Sonntag, 3. Juni 2012

124 »Von Toren aus Stein«

Das Geheimnis der Anden III,
Teil 124 der Serie
»Monstermauern, Mumien und Mysterien«
von Walter-Jörg Langbein


Der Verfasser im
»Tunnel« - Foto
Selbstauslöser,
Archiv Langbein
Ein schmales, niedriges Törchen aus Stein ist hinter einem Bretterverschlag verborgen. Ein missmutig drein blickender Wächter schiebt einsam Posten. Wenn sich ein neugieriger Besucher auch nur in seine Nähe verirrt, wird er auch schon mit wilden Gesten vertrieben. Als ich schon aus einiger Entfernung mit einem Kistchen edler Zigarren winke ... darf ich näher treten. Und als ich dem schon deutlich freundlicheren Zerberus gar eine der Zigarren anbiete, lacht er freundlich.

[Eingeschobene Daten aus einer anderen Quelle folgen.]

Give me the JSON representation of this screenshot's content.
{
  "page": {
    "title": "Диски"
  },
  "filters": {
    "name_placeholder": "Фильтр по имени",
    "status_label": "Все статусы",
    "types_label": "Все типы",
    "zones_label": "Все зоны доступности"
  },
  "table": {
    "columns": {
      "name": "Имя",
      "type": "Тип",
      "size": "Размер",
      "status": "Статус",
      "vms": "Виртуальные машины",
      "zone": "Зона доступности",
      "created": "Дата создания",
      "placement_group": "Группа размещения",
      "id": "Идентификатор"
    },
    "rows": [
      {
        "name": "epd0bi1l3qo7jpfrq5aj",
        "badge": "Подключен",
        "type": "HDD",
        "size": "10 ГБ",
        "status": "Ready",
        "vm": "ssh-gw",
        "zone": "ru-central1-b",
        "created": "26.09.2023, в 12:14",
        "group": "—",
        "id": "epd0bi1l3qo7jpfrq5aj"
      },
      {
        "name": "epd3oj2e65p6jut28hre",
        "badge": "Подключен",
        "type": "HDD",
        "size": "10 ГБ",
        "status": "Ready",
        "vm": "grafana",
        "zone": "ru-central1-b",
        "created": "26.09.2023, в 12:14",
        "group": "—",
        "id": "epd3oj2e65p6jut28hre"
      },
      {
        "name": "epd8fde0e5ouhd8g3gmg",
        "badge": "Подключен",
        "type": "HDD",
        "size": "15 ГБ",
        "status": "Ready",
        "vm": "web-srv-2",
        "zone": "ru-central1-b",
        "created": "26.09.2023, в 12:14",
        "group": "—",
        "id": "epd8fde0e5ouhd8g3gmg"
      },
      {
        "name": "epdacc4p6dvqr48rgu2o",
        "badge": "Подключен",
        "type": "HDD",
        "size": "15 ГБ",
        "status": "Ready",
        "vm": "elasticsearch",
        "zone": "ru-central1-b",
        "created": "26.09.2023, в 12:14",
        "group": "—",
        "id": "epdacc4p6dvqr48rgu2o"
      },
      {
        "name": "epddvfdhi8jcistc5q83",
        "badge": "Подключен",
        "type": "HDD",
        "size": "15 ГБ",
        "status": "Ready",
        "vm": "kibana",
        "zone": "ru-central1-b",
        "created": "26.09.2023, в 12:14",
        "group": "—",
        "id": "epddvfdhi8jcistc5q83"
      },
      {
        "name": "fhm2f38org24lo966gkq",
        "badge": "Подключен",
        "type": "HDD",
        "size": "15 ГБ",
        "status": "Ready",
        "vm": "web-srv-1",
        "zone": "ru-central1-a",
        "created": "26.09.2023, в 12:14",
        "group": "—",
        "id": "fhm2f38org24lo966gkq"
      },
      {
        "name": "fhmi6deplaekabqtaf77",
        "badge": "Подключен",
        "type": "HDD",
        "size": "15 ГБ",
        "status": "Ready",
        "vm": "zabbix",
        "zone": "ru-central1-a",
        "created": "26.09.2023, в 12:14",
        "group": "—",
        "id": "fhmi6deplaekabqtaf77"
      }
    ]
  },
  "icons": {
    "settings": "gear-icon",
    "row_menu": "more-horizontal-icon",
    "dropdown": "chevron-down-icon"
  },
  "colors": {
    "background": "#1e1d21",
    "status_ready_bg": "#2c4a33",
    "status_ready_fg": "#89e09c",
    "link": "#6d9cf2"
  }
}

Wir schmauchen beide meine Havannas und klopfen uns gegenseitig auf die Schultern. Schließlich schenke ich ihm das ganze Kistchen Zigarren ... und der Mann verlässt demonstrativ seinen Posten. Er hat verstanden, dass ich gern durch das »Törchen« in die Unterwelt von Tiahuanaco kriechen möchte. Unter seinen Augen darf ich das nicht. Also entfernt er sich diskret.

Auf Ellenbogen und Knien krieche ich durch den sehr schmalen und niedrigen Eingang ... hinein in die Dunkelheit eines »Tunnels«. Es riecht muffig. Wie weit mag mich der Minigang führen? Ob er abrupt im Nichts endet? Ich werde es erfahren!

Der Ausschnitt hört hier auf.